Na mesma publicação, Amorim comparou Porchat ao ator Juliano Cazarré, que recentemente esteve envolvido em debates nas redes sociais após divulgar um curso sobre masculinidade. O deputado também propôs uma honraria para Cazarré.
O que dizem os deputados contrários ao projeto
Um dos parlamentares que votaram contra a proposta, Carlos Minc questionou a viabilidade jurídica do projeto e afirmou que a iniciativa teria caráter apenas simbólico.
Segundo o deputado, o conceito de “persona non grata” pertence ao campo diplomático internacional e não se aplicaria adequadamente ao caso discutido na Alerj.
“Na verdade, persona non grata é um instrumento de ação diplomática internacional. É usada para uma figura de determinado país não entrar no seu. Não se aplica em um caso como esse.”
Minc também argumentou que leis precisam possuir efeito genérico e não serem direcionadas a indivíduos específicos.
“Outra coisa é que um projeto de lei tem que ter um efeito genérico, não se faz uma lei para uma pessoa.”
O deputado afirmou ainda que manifestações políticas desse tipo poderiam ocorrer por meio de moções ou protestos formais dentro da Assembleia, sem necessidade de um projeto de lei.
O que significa declarar alguém persona non grata
A expressão “persona non grata” é tradicionalmente utilizada nas relações diplomáticas internacionais para indicar que uma pessoa deixa de ser bem-vinda em determinado país ou representação diplomática.

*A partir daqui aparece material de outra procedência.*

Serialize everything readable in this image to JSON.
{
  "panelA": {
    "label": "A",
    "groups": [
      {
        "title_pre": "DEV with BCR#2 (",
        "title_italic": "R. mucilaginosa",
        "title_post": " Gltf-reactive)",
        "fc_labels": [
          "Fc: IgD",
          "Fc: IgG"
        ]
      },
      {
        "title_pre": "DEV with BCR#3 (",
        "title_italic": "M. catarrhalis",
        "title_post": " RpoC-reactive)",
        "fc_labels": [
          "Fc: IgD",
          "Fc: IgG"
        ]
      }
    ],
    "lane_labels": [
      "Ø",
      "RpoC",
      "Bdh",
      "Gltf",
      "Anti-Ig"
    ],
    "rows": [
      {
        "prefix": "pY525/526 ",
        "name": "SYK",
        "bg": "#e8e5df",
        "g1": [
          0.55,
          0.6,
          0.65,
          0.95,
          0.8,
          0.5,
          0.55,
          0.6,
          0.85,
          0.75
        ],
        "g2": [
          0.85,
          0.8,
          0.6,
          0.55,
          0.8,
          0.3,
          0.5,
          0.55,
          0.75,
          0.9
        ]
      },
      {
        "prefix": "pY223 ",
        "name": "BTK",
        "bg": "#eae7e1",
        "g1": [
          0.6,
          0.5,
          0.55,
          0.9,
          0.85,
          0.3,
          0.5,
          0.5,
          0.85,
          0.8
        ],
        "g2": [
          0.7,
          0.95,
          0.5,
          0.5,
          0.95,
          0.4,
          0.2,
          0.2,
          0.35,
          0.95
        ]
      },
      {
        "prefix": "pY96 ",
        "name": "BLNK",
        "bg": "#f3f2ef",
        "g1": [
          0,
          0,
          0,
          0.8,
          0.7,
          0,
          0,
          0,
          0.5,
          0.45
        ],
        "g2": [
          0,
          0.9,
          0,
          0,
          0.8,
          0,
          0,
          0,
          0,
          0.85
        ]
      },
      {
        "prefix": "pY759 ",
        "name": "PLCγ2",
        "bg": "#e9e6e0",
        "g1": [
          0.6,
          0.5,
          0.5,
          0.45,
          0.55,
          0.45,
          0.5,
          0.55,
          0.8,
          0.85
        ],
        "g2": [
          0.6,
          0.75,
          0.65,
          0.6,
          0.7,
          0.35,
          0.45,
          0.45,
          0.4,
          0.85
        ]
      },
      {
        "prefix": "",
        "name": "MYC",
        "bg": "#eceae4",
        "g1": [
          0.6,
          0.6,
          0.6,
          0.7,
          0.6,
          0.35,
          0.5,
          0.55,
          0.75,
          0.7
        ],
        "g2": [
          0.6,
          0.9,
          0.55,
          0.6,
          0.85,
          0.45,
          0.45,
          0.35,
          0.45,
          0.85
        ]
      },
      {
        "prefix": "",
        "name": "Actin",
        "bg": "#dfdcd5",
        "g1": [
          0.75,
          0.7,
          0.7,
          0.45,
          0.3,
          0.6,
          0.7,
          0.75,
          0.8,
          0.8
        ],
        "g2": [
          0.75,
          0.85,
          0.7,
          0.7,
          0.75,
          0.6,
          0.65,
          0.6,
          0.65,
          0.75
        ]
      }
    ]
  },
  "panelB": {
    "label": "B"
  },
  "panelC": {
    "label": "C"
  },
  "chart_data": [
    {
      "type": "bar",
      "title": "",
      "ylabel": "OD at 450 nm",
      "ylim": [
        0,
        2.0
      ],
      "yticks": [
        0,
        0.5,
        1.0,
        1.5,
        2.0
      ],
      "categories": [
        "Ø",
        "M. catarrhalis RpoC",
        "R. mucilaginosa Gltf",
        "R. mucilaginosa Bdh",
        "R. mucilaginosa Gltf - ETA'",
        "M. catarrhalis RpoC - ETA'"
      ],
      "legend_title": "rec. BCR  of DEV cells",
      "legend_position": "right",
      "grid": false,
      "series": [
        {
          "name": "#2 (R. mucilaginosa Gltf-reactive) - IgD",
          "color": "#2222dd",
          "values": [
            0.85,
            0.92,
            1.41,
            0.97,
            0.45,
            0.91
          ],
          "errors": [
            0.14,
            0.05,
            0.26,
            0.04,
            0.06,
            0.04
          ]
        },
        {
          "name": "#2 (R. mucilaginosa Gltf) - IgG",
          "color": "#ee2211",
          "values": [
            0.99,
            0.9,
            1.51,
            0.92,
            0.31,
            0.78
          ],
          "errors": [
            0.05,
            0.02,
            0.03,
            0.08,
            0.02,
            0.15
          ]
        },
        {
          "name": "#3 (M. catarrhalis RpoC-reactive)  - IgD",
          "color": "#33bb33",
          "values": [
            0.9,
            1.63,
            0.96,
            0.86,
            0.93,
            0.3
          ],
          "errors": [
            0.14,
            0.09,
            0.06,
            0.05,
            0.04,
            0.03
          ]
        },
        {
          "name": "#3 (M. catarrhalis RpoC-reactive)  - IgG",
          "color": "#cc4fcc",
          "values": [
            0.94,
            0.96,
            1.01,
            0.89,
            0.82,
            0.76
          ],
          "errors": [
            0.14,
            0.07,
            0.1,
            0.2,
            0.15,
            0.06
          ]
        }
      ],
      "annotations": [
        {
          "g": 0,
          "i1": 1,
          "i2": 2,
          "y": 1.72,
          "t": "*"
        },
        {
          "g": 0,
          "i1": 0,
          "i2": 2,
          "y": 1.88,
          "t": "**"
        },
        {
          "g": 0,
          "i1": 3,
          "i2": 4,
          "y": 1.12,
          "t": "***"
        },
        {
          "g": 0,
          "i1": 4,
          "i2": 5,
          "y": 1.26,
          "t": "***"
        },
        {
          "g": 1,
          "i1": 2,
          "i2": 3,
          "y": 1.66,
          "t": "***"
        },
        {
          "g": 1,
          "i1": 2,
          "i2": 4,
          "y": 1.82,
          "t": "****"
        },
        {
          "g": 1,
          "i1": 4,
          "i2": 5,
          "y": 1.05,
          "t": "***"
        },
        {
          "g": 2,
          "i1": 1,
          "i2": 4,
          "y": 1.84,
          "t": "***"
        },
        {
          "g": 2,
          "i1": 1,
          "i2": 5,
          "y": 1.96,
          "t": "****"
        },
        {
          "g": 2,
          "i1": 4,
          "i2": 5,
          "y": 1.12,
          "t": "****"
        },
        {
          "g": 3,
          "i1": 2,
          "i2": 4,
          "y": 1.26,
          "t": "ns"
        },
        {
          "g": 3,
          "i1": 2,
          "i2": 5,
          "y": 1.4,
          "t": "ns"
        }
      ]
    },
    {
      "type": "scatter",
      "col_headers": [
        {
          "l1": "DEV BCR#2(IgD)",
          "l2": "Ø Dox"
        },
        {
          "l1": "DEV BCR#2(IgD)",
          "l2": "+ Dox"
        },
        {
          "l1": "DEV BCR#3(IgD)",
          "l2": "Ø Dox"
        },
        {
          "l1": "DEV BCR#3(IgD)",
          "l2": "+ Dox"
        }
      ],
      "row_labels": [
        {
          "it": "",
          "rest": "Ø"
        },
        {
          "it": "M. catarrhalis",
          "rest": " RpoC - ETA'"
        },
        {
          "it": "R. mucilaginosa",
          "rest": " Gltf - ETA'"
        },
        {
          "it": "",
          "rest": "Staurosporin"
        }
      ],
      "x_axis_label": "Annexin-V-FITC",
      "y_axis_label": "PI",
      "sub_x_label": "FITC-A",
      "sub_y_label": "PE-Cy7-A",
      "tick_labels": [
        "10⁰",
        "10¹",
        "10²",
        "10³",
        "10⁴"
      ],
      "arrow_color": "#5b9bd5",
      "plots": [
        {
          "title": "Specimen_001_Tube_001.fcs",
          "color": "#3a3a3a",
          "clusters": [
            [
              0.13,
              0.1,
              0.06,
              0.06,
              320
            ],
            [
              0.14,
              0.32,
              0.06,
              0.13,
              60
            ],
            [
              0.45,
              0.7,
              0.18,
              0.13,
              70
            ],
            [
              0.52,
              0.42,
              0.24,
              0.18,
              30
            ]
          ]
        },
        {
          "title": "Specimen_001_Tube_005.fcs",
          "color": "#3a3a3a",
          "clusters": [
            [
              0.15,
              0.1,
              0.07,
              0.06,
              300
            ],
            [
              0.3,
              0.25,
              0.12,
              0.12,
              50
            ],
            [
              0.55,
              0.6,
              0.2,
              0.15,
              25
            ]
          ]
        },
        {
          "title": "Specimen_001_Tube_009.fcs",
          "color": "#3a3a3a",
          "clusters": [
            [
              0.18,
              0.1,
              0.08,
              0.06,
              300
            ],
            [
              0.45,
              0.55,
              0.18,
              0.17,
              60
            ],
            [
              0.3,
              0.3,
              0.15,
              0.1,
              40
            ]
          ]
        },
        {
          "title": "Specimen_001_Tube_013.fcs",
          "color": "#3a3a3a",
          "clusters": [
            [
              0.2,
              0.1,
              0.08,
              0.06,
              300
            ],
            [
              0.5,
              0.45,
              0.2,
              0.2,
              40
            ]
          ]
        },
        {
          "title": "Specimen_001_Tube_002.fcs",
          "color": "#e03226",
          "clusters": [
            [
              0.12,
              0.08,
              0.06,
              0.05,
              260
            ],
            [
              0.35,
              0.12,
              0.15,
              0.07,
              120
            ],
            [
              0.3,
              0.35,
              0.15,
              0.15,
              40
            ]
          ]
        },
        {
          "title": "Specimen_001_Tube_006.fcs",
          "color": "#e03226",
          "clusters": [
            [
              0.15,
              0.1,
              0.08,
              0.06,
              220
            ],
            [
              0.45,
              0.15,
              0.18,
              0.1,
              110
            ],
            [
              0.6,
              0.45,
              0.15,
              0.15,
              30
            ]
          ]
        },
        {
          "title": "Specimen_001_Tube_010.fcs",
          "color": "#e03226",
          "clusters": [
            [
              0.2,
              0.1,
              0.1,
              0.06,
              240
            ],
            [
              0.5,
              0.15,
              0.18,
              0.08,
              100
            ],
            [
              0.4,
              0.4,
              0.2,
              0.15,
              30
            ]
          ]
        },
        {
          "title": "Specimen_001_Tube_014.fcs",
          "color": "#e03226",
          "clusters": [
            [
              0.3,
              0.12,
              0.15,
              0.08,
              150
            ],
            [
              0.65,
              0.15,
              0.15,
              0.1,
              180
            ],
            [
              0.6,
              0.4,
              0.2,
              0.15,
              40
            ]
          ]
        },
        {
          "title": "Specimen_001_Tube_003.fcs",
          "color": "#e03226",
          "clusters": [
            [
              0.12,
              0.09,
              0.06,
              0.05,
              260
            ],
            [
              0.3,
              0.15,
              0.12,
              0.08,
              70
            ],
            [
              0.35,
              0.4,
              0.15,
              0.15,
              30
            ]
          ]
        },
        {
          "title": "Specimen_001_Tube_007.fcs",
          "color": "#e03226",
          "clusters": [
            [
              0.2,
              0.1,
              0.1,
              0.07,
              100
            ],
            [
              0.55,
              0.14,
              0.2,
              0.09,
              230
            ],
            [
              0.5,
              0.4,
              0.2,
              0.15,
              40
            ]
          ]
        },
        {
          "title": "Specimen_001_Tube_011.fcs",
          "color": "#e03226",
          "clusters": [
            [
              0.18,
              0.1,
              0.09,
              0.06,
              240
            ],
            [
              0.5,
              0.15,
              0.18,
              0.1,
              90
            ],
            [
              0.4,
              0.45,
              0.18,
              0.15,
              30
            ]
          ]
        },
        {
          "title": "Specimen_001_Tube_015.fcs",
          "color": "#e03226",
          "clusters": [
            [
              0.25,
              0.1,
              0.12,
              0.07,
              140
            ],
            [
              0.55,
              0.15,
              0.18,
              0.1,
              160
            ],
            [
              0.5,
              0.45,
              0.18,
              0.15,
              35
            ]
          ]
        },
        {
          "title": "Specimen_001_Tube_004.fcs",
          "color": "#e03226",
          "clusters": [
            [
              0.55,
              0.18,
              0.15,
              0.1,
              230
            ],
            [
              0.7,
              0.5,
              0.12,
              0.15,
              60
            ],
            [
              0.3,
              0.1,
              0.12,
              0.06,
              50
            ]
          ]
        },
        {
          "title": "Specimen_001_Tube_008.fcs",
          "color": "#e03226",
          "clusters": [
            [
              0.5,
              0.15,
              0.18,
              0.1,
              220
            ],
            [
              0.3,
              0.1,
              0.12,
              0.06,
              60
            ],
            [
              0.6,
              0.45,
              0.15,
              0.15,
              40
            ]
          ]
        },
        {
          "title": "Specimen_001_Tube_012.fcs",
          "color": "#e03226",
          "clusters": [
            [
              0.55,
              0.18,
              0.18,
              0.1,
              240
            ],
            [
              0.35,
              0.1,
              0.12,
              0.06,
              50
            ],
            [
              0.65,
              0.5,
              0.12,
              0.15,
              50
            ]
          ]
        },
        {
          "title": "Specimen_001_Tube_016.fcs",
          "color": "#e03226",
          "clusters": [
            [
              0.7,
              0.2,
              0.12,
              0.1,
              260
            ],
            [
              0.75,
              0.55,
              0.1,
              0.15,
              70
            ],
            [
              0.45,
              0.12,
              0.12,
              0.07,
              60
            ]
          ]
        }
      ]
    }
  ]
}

No contexto político brasileiro, assembleias legislativas e câmaras municipais já utilizaram o termo em propostas de caráter simbólico voltadas a figuras públicas, artistas, políticos e autoridades, embora esse tipo de medida normalmente não tenha efeitos jurídicos práticos diretos.
O que acontece agora com o projeto
Após a aprovação na CCJ, o texto segue para análise do plenário da Assembleia Legislativa do Estado do Rio de Janeiro. Caso seja aprovado pelos deputados estaduais, o projeto ainda poderá passar por avaliação do governo estadual.
Até o momento, Fábio Porchat não havia se manifestado publicamente sobre a decisão da comissão.